Sudah hampir tiga puluh menit, gadis itu masih dalam posisi sama. Termenung, meratapi kematian orang tuanya yang begitu cepat. Hanya berjarak dua bulan, kini kesedihan itu kembali menyelimuti hati. Ia juga memikirkan perkataan sang papa sebelum meninggal, menyuruhnya untuk menikah dengan Naresh, lelaki masa lalu yang sudah membuat hatinya hancur. Meninggalkan tanpa mau mendengar penjelasan darinya. Bahkan, ia dan lelaki itu hilang kontak sampai sekarang.

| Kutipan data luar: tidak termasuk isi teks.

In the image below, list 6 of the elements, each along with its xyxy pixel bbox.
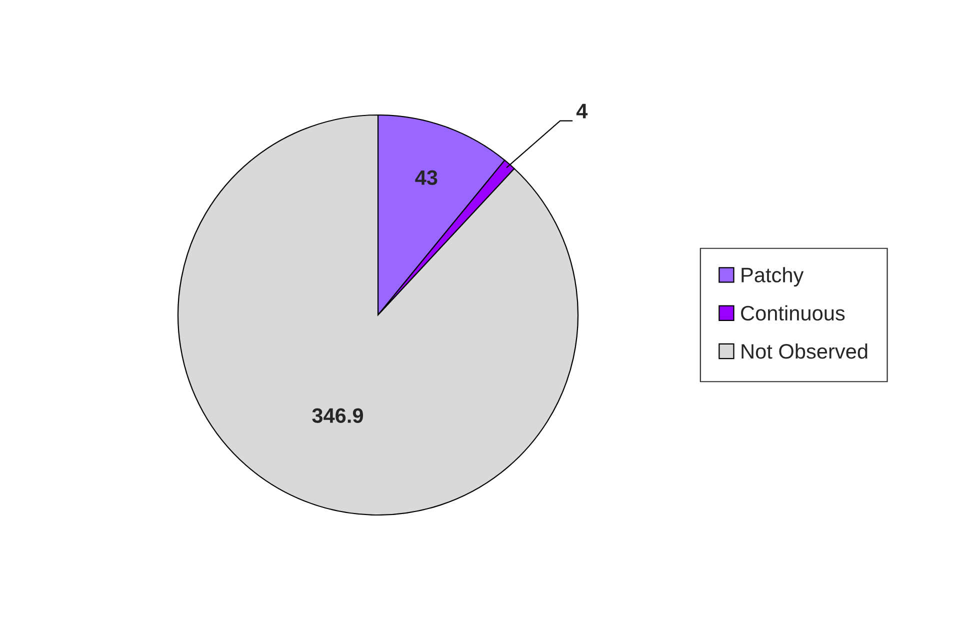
legend-label: Patchy (742, 267, 804, 287)
legend-label: Not Observed (742, 343, 868, 359)
data-label: 4 (576, 104, 588, 118)
legend-label: Continuous (741, 305, 845, 321)
data-label: 346.9 (312, 408, 364, 423)
data-label: 43 (415, 170, 438, 186)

“Al, ayo pulang sekarang. Biarkan Papa tenang di sana bersama Mama.” Ben—kakak Alesha—berucap sembari memegang bahu sang adik. Sedari tadi, setelah semua orang berlalu dari pemakaman, lelaki berusia 30 tahun itu hanya bisa memerhatikan Alesha dalam diam.

Gadis itu menggeleng lemah. “Aku masih ingin di pusara Mama sama Papa,” ucapnya lirih. Tidak peduli meski matahari sudah di atas ubun-ubun. Memberi rasa gerah dan panas menyerang tubuh.

“Aku merindukan hari-hari saat bersama mereka. Merindukan pelukan Mama yang begitu hangat. Merindukan lelucon Papa. Bahkan, kemarin pagi dia masih bercanda dan tertawa bersama aku. Tapi, semua itu ... kini tinggal kenangan. Sekarang aku sendiri.”

“Masih ada kami untukmu, Al. Kamu tidak sendiri. Kalau kamu seperti ini terus, mereka akan sedih melihatmu. Ikhlaskan kepergian mereka,” ucap Ben lagi, bersuara rendah.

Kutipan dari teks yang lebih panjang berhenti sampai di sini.